え、いや、待って。大ピンチやんけ。おい。
「フットサルのルールで、と言ったのはお前たちだ。まさか、何人で試合をするかも把握してないなんてこと、無いよな?」
「そっ、それは……! べっ、別に一人足りなくたって試合くらいいいじゃんっ!」
「ばーか、ダメに決まってんだろ。所詮、お前らは試合の人数も守れない程度の、それっぽっちの覚悟なんだよっ! はっ、これだからお遊び感覚のぬるい奴らは。なぁ!」
えらい調子に乗っている坊主頭の一言に、サッカー部の面々は頷き、辛辣な視線をぶつける。
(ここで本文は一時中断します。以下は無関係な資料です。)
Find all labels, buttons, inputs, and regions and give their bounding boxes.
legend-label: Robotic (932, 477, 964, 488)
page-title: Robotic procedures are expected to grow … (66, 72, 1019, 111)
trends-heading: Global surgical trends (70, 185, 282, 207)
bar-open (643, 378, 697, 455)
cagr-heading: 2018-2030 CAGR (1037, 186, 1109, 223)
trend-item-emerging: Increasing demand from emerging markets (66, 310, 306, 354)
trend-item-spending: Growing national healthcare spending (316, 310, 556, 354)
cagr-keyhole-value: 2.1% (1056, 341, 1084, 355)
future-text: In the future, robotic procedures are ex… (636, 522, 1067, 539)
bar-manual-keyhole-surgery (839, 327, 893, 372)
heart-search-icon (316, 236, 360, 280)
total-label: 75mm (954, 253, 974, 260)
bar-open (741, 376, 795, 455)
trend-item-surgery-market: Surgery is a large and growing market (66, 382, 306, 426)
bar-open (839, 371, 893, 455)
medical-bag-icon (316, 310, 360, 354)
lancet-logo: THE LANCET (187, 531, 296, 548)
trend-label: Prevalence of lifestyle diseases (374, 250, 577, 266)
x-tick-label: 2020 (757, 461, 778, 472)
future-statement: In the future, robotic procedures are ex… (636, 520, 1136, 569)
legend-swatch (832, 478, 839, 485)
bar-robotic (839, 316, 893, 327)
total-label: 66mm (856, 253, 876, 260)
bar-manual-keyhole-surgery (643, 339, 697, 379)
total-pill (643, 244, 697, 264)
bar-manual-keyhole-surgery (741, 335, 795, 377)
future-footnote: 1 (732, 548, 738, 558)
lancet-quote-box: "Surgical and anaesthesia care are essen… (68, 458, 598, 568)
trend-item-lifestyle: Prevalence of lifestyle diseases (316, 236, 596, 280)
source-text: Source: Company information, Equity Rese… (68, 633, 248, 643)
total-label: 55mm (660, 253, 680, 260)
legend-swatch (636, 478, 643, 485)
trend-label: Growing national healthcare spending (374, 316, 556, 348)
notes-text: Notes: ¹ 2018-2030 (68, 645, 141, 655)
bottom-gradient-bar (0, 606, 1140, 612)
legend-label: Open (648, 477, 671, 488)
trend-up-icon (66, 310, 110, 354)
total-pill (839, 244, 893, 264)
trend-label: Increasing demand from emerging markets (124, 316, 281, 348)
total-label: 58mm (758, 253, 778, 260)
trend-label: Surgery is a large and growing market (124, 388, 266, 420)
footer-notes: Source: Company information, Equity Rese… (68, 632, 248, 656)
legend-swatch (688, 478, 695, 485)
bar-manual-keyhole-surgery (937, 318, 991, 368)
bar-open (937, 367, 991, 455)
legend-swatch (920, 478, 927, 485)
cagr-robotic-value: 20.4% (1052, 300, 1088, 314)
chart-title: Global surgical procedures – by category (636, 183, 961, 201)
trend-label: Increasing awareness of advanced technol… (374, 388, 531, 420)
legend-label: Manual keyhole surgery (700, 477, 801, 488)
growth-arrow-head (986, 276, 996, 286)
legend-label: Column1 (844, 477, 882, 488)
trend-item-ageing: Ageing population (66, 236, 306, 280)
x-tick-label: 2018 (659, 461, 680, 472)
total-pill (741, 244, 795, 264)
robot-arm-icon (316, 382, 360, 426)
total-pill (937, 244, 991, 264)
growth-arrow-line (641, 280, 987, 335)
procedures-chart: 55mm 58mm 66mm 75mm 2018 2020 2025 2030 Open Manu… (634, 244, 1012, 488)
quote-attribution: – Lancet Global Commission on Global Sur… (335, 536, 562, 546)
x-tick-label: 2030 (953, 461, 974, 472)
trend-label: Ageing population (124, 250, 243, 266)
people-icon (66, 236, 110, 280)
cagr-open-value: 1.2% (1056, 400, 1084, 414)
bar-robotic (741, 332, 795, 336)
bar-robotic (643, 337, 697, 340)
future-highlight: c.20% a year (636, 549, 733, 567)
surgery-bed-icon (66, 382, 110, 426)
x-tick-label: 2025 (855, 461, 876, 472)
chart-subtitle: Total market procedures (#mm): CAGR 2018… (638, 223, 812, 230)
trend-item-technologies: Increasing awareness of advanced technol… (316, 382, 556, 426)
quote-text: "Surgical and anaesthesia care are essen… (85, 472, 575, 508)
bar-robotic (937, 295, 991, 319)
金澤に至っては、もう泣きそうになっていた。言い返す言葉も無いのだろう。
長瀬は地面を向いたまま拳を握り締め、楠美と倉畑も力無く立ち尽くしている。
「……残念だけど、そういう約束だからな。悪いけど、この試合は無効に――――」
「…………よ」
「あっ? なんだよ、声小っちゃくて聞こえなっ」
「……ハルトは、来るっ! 絶対に、来るのッ!」
長瀬の悲痛な絶叫を合図に、コートが沈黙に包まれる。
だが、次の瞬間には、例の坊主頭が馬鹿にしたような嘲笑を浮かべ、こう返した。
「おいおい、その、ハルトか何か知らねえけどさ。つまり、ソイツは逃げたんだろ? 俺たちに負けるのが怖くてよっ!」
「ちっ、違うッ! ハルトはそんなんじゃっ」
「違くねえよ。ここに居ないのが答え……ってやつ? まっ、お前らも可哀そうだよなー。一番頼りに出来る奴に裏切られて、こうやって馬鹿晒してんだからさッ!」
サッカー部が一斉に笑い出す。長瀬はそのまま、地面にへたりと座り込んでしまった。
皆、慌てて彼女の元に駆け寄る。
(…………裏切ったのか。俺って)
そう言われても仕方ないことをしている、自覚はあった。
別にサッカー部を恐れたなんて、しょうもないことで悩んでいたわけではない。
彼女たちの力になれるか、という、ただ一点において、俺はずっと足踏みしていたのだ。
それでも、逃げ出したのは本当のことで。
(…………なら、なんで俺はここに居るんだよ)
二度と見たくなかったボールも、サッカーのユニフォームも、そこにはある。
なんならもう、二度と叶うことも無いと諦めていた景色が、そこには広がっている。
でも、どうして。
目を離せない。
分かっている。答えなんてものは、とっくの昔から。
俺はただ、困っている友達を助けるために、ここに来たんだ。
ほかに理由なんて、必要だろうか――――
「ハルトは、来るッ! 絶対にッ、来てくれるのっ!!」
「おう、来たぞ。これで試合成立やな」
世界一ダサいヒーローと言われても仕方ない、お粗末な登場シーンだった。